Experts at the firm can also help business owners manage non-financial assets that are tied to niche industries. For example, in the oil, gas and mineral sector, Northern Trust manages 15,000 properties with the help of its in-house staff that includes former industry professionals. In agriculture, another sector that involves many family-owned businesses, Northern Trust manages nearly 2,000 properties, including 170 farms, 330,000 acres of timberland and over $2 billion worth of commercial and residential real estate.
All Hands On Deck
Integrating this wide range of advice—in order to align clients’ business plans, family plans and wealth plans—requires a huge collaborative effort, says Blowers.

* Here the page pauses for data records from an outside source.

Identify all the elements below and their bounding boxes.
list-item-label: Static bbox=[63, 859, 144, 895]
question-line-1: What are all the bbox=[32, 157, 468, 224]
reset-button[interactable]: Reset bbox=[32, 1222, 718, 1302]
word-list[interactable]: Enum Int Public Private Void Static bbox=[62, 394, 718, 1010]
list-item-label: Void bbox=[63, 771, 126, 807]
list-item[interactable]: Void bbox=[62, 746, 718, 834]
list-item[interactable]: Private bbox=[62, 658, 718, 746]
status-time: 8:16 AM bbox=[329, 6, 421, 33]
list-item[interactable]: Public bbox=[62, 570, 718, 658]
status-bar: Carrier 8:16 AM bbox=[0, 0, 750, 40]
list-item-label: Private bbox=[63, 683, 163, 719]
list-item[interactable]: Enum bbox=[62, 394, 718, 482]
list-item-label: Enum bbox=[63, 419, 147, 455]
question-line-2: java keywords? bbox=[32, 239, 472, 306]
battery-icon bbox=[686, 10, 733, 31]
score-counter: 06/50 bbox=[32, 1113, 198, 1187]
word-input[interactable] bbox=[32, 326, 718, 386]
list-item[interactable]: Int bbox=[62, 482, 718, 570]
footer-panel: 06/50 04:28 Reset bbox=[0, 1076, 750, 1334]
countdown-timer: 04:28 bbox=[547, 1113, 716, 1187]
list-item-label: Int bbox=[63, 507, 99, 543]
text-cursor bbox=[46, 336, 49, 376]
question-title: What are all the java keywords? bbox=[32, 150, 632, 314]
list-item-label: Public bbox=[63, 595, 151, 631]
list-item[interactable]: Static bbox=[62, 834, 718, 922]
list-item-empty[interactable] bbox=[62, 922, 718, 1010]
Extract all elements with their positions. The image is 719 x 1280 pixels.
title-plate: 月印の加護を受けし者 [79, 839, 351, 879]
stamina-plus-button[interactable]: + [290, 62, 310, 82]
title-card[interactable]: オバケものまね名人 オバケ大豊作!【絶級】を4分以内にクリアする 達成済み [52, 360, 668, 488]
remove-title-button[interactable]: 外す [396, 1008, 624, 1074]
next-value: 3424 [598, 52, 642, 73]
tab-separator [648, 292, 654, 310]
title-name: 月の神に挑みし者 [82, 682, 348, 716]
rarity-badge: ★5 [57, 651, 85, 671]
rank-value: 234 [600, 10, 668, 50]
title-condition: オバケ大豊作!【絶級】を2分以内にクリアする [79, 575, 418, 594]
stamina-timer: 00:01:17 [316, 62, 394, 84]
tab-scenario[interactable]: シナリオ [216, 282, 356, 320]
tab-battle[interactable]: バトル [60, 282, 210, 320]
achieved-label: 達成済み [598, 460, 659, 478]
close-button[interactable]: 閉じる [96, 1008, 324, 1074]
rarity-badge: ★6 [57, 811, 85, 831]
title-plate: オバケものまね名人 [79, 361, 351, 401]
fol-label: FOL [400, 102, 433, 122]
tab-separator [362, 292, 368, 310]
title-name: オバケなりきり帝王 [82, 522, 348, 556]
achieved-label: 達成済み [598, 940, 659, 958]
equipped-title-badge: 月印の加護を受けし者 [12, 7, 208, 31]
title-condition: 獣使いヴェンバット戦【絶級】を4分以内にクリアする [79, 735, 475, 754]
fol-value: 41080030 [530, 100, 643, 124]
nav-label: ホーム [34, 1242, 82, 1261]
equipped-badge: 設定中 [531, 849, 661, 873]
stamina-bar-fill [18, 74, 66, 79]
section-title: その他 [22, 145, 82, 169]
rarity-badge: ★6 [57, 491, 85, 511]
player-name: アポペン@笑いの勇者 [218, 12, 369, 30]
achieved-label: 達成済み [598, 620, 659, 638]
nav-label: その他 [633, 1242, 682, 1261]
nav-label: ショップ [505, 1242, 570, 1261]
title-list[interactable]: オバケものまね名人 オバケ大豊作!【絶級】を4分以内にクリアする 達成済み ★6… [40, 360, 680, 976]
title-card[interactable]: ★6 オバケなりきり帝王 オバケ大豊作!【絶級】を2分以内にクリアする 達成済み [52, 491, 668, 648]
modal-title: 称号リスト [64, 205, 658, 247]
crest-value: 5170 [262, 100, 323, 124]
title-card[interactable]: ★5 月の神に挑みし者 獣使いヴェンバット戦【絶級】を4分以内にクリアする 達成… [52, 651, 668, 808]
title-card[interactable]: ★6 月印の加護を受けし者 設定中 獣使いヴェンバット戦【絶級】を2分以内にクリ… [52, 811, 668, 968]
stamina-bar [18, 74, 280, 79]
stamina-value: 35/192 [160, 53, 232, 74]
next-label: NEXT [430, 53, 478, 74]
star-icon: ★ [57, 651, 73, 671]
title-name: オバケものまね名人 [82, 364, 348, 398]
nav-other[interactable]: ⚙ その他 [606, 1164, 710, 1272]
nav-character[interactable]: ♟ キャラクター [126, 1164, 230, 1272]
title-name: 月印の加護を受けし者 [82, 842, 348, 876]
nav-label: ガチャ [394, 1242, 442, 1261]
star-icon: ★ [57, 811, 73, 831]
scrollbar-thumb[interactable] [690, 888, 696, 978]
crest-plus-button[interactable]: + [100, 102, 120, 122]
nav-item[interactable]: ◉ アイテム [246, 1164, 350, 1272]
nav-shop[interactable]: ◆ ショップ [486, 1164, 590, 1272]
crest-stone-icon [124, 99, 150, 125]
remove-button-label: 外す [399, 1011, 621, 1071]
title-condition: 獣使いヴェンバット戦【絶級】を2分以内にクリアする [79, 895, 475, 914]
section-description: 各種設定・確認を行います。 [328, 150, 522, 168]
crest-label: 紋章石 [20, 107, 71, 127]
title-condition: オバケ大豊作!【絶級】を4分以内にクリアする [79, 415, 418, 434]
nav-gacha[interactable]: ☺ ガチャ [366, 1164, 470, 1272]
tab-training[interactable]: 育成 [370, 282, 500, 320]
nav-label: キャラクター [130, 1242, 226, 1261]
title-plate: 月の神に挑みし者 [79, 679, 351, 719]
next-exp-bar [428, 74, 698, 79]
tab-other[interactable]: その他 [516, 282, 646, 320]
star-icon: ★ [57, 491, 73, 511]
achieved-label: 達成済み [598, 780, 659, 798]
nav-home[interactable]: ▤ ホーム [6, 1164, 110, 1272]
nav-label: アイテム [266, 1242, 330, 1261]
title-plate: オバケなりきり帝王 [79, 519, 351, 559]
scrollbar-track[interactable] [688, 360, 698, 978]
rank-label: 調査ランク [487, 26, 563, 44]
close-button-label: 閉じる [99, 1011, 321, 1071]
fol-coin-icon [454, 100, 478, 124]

So in April, he was tapped to lead national services for the wealth management unit. Blowers (who reports to Fradkin and last headed up the eastern region for Northern Trust’s wealth management unit) now oversees members of its banking, advisory and trust, sales, investment management and client support services teams.
Blowers’s national services umbrella is pulling together the firm’s existing wealth management resources “in a way that we haven’t before,” he says. “The real gestalt, the ‘one plus one equals three’ opportunity in this, is just to more effectively communicate across our own internal boundaries and areas.”
It’s already helping. When he recently assembled about 60 members of his team (his direct reports and all of their direct reports), he says, “Somebody said, ‘I learned stuff in that meeting that I didn’t even know we did.’”
There’s never been a more critical time to get all hands on deck in a highly organized fashion. Clients need even more help now with money management and estate planning, says Fradkin. “In the old days it was 60/40 or 40/60 in [stock and bond] asset allocation; today it’s more complex.”
To be sure, clients’ lives have gotten more complex. Northern Trust has observed some common themes. Millennials and the older generations need more help communicating with each other. Families and their wealth have also become highly mobile in an increasingly global world.
At a time when some firms are intentionally exiting the international space because of its complexities, says Shier, Northern Trust is getting more entrenched. The rise in the number of foreigners studying, investing and buying real estate in the U.S. has stepped up the need for advice that crosses borders, she says. For example, she notes there are special considerations in planning a wealth transfer when one spouse isn’t a U.S. citizen.
Dave Fox, who heads the firm’s global family and private investment offices practice, says the majority of Northern Trust’s family office clients are U.S.-based but many have become multi-jurisdictional. To better serve them, Fox, who ran a conference titled “Families Without Borders,” says his group has boots on the ground in London and Abu Dhabi and also services family offices out of Asia.
Fradkin adds that Northern Trust often serves family offices on an à la carte basis because ultra-high-net-worth families tend to have assets all over the globe. Typically, there is a “tipping point where people say they need to get things together,” he says, or at least get custody, reporting and other analytics centralized. It’s usually driven by some event—when somebody sells a business, gets married or has kids.
Collecting Clients
According to Fradkin, Northern Trust’s wealth management clients include about 20% of the Forbes 400. In a typical year, more than half of new Northern Trust clients have investable assets exceeding $10 million. The firm still serves many of Chicago’s large iconic families, although it won’t name names. But the majority of its clients are newly created wealth so, he says, “We get a catbird’s seat on wealth creation in America.”